Я был поражен тем, что он внезапно изменил манеру поведения и повторил свое предложение, но я нисколько не поколебался в размышлении насчет его злодейских намерений в отношении персоны Августа Джеффриса. Поэтому я перешел в наступление.
– О чем вы говорите? Только что вы собирались изувечить меня, а теперь пытаетесь вести себя так, словно не задавали только что, так сказать, вопросов и не пытались заключить некую сделку. Вы не филантроп, за которого я принял вас сначала. Какой выгоды вы ищете для себя? – Я нашел убедительный тон – одновременно презрительный и просительный – и понял, что часы, проведенные в обществе Эдмунда Саттона, не прошли впустую.

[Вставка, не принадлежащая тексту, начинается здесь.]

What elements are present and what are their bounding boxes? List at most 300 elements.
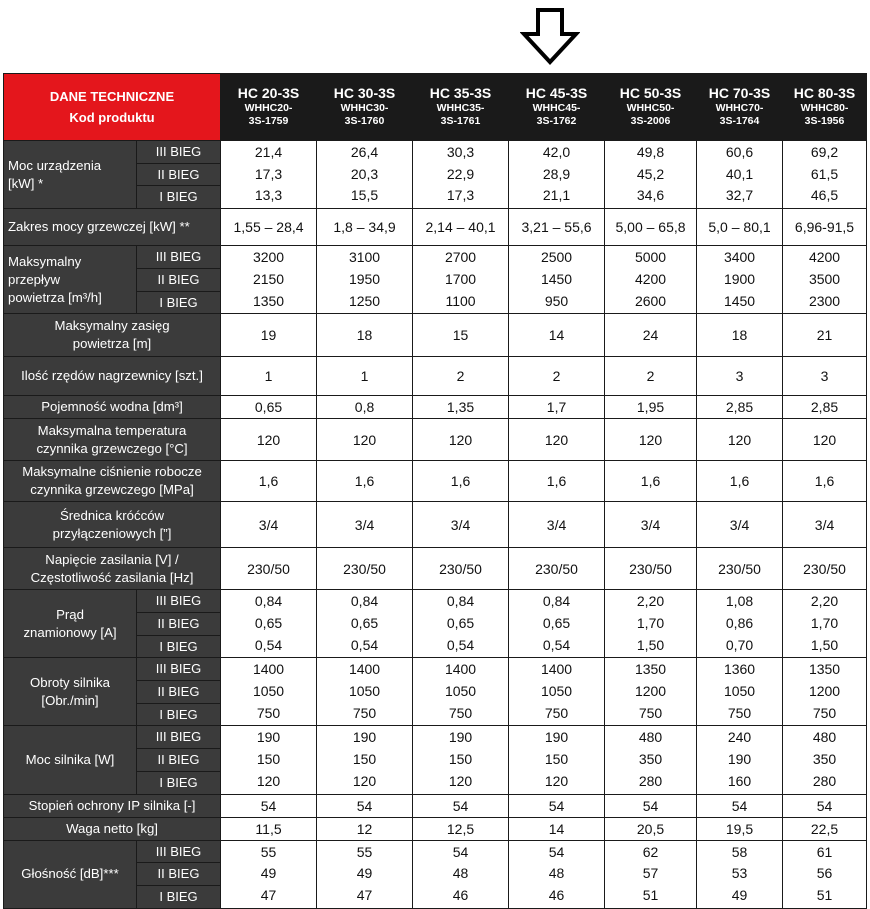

– О, у меня несколько вопросов, и вы должны были ответить на самые важные, – сказал Викерс. Его голос был холоден и пронизывал, как жалость палача. – Не волнуйтесь, я получил нужный ответ. – Он повернулся на пятках и, не оглядываясь, вышел за дверь.
Девонширец смерил меня взглядом.
– А теперь, если не возражаете, давайте перейдем к завещанию вашего отца.
Я попытался грубо, но нерешительно протестовать, но в конце концов сел и позволил им снова вытянуть из меня всю историю. Все это время я ломал голову над причиной, так резко изменившей отношение Викерса ко мне. Должно быть, думал я, нужным ответом явилось именно то, что я наотрез отказался раскрыть значение этой татуировки. Но что этот отказ значил для него?
Из дневника Филипа Тьерса
Г. приступил к своей миссии. М. X. сказал мне, что опасается, правильно ли он сделал, выбрав его, так как нам неизвестно очень многое, а Г. еще совсем неопытен. Однако Г. уже увяз в интриге, и высвободить его из нее будет очень трудно, если у нас вообще есть такая возможность. Поэтому очень многое зависит от самого Г.
От невесты Г. пришло письмо: она пригласила его к обеду завтра вечером. М. X. отправил ей ответ, в котором сообщил, что с Г. некоторое время не удастся связаться, так как он выполняет важное правительственное поручение.
М. X. был весьма рассержен, когда прочел в «Таймс», что снова ходят слухи об очередном скандале в военно-морском ведомстве. Автор статьи утверждал, что прилагаются усилия к тому, чтобы скрыть от общества любые сведения о неприятном происшествии, так как очередной удар может полностью лишить правительство доверия. В эти сложные времена малейшая ошибка руководства может нанести правительству определенный ущерб.